More evidence now shows that B cells play a significant role in short and long-term outcomes of renal transplant. B cells can produce not only antibodies (Ab) against the donor cells, but also can serve as an antigen presenting cells and play a central role in the formation of tertiary lymphoid organs and the modulation of chronic rejection. We explored the effects of adding a B cell depleting agent, rituximab (RTX), to a standard rabbit anti-thymocyte globulin (rATG) induction regimen for renal transplant recipients (RTRs) with PRA>50% and received a compatible cross match renal transplant. Following induction therapy, 15 RTRs were given 2 doses of RTX (375 mg/M2) within the first month post-transplant. Their long-term outcomes were compared to a historical control group of 23 RTRs who received rATG alone. Donor and recipient demographics were similar in both groups. Maintenance immunosuppression included tacrolimus, mycophenolic acid and prednisone. Patient survivals were not different between groups, Figure 1. Graft survival was superior with combination therapy compared to rATG induction alone (Figure 2). While 30% of the rATG alone group experienced cellular rejection and 26% humoral rejection, none of the rATG plus RTX group had rejection (p<0.001). In the rATG alone group, 8 (34%) RTRs developed donor specific antibodies compared to none in the rATG plus RTX group (p=0.01).

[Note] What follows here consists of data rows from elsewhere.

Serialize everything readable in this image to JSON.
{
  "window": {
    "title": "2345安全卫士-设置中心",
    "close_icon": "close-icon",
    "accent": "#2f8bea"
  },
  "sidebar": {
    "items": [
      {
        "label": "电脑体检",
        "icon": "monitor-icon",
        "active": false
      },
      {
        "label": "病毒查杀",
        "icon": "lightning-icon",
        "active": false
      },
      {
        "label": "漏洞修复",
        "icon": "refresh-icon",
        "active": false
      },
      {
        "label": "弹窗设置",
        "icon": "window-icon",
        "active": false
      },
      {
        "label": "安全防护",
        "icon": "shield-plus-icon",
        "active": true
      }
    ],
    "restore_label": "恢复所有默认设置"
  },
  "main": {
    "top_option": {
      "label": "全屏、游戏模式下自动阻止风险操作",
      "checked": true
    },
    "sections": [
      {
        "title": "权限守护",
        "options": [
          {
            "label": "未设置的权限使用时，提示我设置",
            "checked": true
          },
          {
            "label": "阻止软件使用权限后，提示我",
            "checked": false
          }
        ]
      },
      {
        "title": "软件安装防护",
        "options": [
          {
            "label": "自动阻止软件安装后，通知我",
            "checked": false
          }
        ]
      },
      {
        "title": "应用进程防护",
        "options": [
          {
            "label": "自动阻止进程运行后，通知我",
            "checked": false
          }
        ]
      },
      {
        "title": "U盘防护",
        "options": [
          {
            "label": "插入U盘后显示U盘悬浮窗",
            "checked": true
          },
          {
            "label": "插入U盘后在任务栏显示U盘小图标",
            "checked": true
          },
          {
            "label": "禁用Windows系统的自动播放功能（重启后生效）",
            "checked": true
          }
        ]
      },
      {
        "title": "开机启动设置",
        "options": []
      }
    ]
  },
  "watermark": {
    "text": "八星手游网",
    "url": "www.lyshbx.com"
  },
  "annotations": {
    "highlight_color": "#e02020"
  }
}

The rate of infections and other complications was similar in both groups. Thus, in the highly sensitized patient receiving a cross match negative kidney transplant, the addition of RTX to rATG provided superior outcomes to rATG alone without incurring additional risk. This combination induction therapy should be considered for a high risk population.Figure: No Caption available.Figure: No Caption available.